More recently, Montana removed nearly all CON requirements in October of last year. Montana now only requires a CON for long-term care facilities and swing beds.
In West Virginia, H.B. 4013, a full repeal of the state’s CON program, was introduced early in the session, but the bill swiftly failed in the House’s Health and Human Resources Committee.
In testimony to the committee, Barbara Skeen, the director of the West Virginia Health Care Authority who approves CON applications, said the process is far more collaborative than opponents suggest. Instead of issuing denials, Skeen said the Health Care Authority provides consulting to ensure as many providers are approved as possible through the application process.

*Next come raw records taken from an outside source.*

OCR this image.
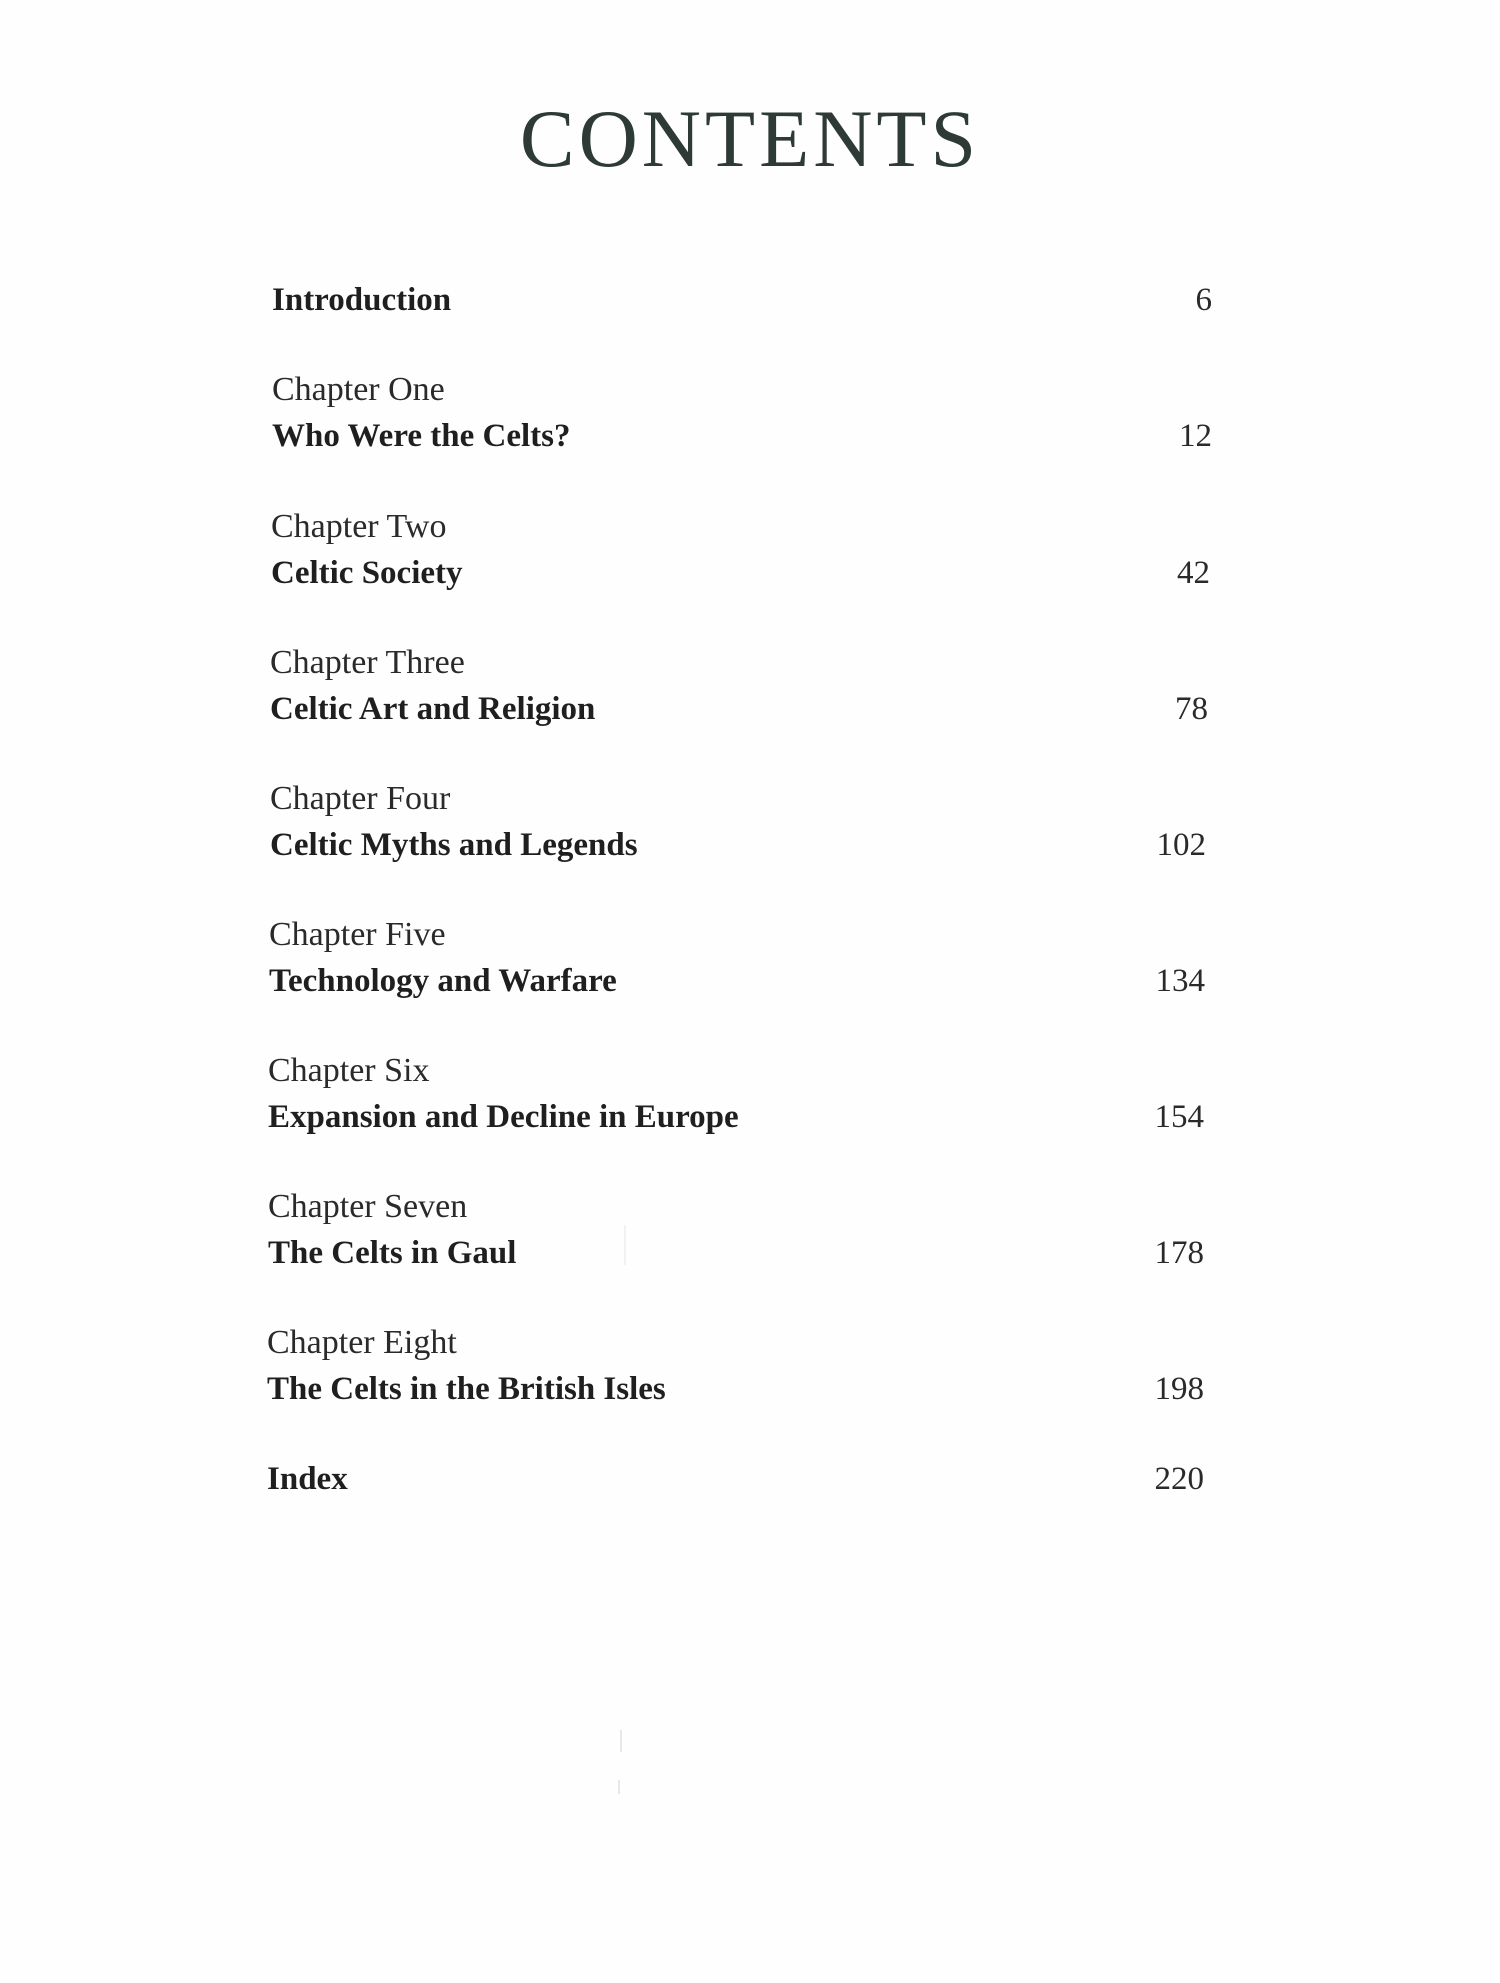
CONTENTS
Introduction	6
Chapter One
Who Were the Celts?	12
Chapter Two
Celtic Society	42
Chapter Three
Celtic Art and Religion	78
Chapter Four
Celtic Myths and Legends	102
Chapter Five
Technology and Warfare	134
Chapter Six
Expansion and Decline in Europe	154
Chapter Seven
The Celts in Gaul	178
Chapter Eight
The Celts in the British Isles	198
Index	220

Caity Coyne, a reporter from the Charleston Gazette-Mail, interviewed Jim Kaufman, the head of the West Virginia Hospital Association. He said that “a vast majority” of the state’s hospitals feel as though it is necessary to protect CON.
“West Virginians have a vested interest in this because we want to make sure everyone has good access to quality, affordable healthcare,” Kauffman said.
Now, the West Virginia Legislature is making incremental changes to reform the process. In particular, H.B. 4573 attempts to remove the CON moratorium on the operation and development of all opioid treatment facilities.
The House Health and Human Resources Committee must approve the bill to advance in the Legislature.
While the future of healthcare looms in a post-COVID-19 world, one thing seems inevitable: A growing minority of states believes CON may be an inhibitor to healthcare access.